Given recent data that even “conventional” doses of inhaled corticosteroids used for the treatment of asthma can cause symptomatic adrenal suppression in certain children, reflecting individual variation in sensitivity to glucocorticoids,10 it is of interest that four children in this series also received inhaled corticosteroid therapy. Three of these received daily doses within the range generally regarded as unlikely to cause adrenal suppression or other significant side effects.11 The maximum “safe” daily dose of budesonide is reported to be 400 μg for children and 1600 μg for adults, equivalent to 400 μg beclomethasone for children and 1500 μg for adults.
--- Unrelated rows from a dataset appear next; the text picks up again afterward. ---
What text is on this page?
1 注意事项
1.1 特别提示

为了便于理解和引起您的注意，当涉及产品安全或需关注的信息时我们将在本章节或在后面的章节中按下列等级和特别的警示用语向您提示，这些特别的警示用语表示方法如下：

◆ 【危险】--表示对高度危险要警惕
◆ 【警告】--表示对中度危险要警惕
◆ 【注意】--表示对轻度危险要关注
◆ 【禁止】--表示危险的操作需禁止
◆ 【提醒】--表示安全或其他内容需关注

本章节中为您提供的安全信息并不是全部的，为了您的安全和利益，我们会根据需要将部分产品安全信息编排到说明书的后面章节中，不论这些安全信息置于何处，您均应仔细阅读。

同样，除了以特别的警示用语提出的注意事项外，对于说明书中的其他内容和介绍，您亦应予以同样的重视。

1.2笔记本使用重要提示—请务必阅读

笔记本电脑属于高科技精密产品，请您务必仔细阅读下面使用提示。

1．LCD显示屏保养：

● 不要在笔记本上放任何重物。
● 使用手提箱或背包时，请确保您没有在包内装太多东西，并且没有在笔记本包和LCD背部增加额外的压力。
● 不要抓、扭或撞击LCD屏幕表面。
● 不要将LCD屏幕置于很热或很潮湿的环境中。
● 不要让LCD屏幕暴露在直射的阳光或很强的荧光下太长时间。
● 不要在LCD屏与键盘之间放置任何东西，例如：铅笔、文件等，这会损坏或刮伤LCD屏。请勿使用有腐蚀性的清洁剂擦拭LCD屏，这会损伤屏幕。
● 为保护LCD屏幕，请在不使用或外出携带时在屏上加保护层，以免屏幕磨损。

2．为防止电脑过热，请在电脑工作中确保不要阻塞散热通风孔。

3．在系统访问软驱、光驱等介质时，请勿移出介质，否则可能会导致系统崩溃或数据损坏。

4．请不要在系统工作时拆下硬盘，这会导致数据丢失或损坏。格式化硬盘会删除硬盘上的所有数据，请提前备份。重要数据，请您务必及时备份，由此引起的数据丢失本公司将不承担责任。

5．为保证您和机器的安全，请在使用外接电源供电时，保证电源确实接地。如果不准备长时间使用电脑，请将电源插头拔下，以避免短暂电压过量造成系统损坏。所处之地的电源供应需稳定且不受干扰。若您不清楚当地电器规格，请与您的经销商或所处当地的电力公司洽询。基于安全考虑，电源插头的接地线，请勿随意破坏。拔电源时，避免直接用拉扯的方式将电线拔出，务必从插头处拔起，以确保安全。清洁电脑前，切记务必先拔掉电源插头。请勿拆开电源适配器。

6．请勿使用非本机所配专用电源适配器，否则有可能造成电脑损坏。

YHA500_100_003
Cases 4 and 5 received 200 μg and 400 μg of budesonide per day, respectively, while case 8 received 800 μg beclomethasone per day, which is still within the recommended range as he was 16 years of age. The fourth child, case 6, treated with inhaled corticosteroids received a more generous dose, ranging from 800 μg to 1600 μg budesonide per day. It is therefore likely that there was a cumulative effect of inhaled and intranasal steroids in this patient. Given that height velocity increased to within the normal range after discontinuation of intranasal steroids (except case 8 who had achieved final height) and that adrenal function normalised, it is likely that the intranasal rather than inhaled steroids were responsible for the adrenal suppression in these four cases.

When assessing children with short stature and/or growth failure it is important to take a detailed history of medications and ask specifically about the use of any steroids, whether topical, inhaled, intranasal, or oral. We would also advocate awareness of early clinical manifestations of steroid excess, such as hypertrichosis, which appears to have a predilection for the lower back.

It is particularly important to be vigilant when the child has a dysmorphic syndrome. This is partly a result of the fact that children with some dysmorphic syndromes are particularly likely to have ear, nose, and throat (ENT) problems necessitating steroid treatment. Furthermore, it is easy to attribute poor linear growth to the underlying condition, as many syndromes are associated with an inherent tendency towards short stature and exogenous obesity, which renders it more difficult to detect the early and subtler signs of corticosteroid excess.

When adrenal suppression from intranasal steroids is suspected, the most appropriate and widely available test is the low dose synthetic ACTH test. A non-invasive alternative is the measurement of cortisol in salivary profiles, but currently this assay is not routinely available.

We acknowledge that intranasal steroid treatment has an important place in the management of selected children, particularly those with abnormal airways (for example, because of choanal atresia). However, if treatment is contemplated for longer than six weeks we recommend the following: specialist ENT review; careful monitoring of linear growth; and serial physical examination to detect the clinical features of steroid excess.